12:01:40user makes request
user1: {
tokens: 1
ts: 1515120140
}
The previous ts was 1515120100 which means we should decrement the token count by up to 2.
Then add this token
12:01:50user makes request
user1: {
tokens: 2
ts: 1515120140
}

12:02:20user makes request
user1: {
tokens: 1
ts: 15151200220
}
The previous ts was 1515120140 which means we should decrement the token count by up to 2.
Then add this token

 Pros:

  • Memory efficient
  • Prevents bursts of traffic

Cons:

  • Requires a redis lock or lua script to update.
  • Harder to tune requirements and implement.

 Implementation

For our purposes we decided to choose the sliding tail algorithm as it provided some protection against bursts of traffic while having low processing and memory usage. It is also easy to implement using standard redis commands that allow for atomic operations.

Additional Details

HTTP Responses

When rejecting a user who is over the limit we choose a 429 Too Many Requests response.
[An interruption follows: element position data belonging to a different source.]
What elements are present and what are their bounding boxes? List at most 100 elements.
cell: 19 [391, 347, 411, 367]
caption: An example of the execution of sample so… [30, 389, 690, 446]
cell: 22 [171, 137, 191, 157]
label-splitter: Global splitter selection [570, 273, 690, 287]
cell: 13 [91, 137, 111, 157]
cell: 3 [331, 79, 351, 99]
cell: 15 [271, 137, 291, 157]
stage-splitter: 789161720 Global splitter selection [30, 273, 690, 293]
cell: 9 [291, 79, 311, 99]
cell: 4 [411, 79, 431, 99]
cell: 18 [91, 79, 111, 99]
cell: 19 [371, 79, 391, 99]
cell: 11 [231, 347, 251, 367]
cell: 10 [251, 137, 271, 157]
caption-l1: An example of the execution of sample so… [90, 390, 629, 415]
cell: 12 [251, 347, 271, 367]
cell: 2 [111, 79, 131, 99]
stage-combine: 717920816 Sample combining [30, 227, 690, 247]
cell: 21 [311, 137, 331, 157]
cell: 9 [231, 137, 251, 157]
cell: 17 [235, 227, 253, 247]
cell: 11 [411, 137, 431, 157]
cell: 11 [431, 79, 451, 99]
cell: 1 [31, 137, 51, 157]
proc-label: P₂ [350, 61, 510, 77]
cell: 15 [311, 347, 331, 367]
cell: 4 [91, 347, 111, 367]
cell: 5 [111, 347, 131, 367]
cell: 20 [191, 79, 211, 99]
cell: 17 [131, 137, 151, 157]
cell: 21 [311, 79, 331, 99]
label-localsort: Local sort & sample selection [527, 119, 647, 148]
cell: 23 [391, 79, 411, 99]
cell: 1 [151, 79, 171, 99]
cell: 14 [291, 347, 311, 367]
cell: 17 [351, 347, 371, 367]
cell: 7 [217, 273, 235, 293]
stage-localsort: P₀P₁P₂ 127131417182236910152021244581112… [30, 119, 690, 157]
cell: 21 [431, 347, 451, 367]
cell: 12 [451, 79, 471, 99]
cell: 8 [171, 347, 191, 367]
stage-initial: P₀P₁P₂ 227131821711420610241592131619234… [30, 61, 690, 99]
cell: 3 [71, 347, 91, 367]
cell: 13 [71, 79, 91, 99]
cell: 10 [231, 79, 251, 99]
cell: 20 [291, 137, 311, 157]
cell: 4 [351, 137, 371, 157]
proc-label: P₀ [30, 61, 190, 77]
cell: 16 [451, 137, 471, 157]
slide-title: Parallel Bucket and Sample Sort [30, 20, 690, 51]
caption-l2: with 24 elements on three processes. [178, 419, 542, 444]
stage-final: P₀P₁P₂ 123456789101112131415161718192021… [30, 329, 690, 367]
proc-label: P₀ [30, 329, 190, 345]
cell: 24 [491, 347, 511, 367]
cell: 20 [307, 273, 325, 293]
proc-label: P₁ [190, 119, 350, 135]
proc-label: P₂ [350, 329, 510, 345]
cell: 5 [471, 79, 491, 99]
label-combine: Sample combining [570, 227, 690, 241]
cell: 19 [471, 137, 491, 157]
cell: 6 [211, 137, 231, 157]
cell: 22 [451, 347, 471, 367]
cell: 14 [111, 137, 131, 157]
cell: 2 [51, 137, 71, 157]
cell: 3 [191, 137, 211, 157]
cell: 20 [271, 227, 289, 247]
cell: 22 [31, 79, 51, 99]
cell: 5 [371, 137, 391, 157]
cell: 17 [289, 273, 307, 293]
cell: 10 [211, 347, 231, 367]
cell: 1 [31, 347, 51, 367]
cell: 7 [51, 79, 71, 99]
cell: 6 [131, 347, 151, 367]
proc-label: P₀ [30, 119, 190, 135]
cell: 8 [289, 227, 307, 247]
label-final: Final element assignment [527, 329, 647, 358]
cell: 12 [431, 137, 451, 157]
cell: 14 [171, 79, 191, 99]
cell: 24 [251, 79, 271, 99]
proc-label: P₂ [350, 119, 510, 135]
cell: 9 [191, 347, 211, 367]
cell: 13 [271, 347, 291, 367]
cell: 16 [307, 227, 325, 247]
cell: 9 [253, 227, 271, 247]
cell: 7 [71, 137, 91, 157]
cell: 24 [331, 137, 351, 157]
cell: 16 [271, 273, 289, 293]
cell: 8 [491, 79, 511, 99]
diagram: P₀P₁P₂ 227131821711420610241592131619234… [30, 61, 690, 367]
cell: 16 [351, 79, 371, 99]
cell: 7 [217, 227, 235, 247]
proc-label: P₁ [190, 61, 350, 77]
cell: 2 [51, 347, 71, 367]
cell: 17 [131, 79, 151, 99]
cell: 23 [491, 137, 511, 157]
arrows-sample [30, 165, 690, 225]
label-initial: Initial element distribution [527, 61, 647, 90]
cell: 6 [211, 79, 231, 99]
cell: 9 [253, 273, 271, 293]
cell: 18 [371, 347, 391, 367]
In addition to the 429 rejection, all responses include HTTP headers to inform the user what their limit is, and how many tokens are remaining. There appears to be no consensus on the HTTP header to use for this information. From looking at responses to other APIs we decided to go with:
  • X-Rate-Limit-Limit - to describe the limit the user has for this request
  • X-Rate-Limit-Remaining - to describe the number of tokens left for the user.

Tokens Used for each Request

As some operations are related but have different processing requirements, we decided to allow a configurable number of tokens per request type. This means that for certain endpoints we can allow the same bucket of tokens to rate limit the different requests. For example, a request to GET /user would use 1 token from the {id}:user:{timestamp} bucket, however a request to POST /user would remove 2 tokens from the same bucket.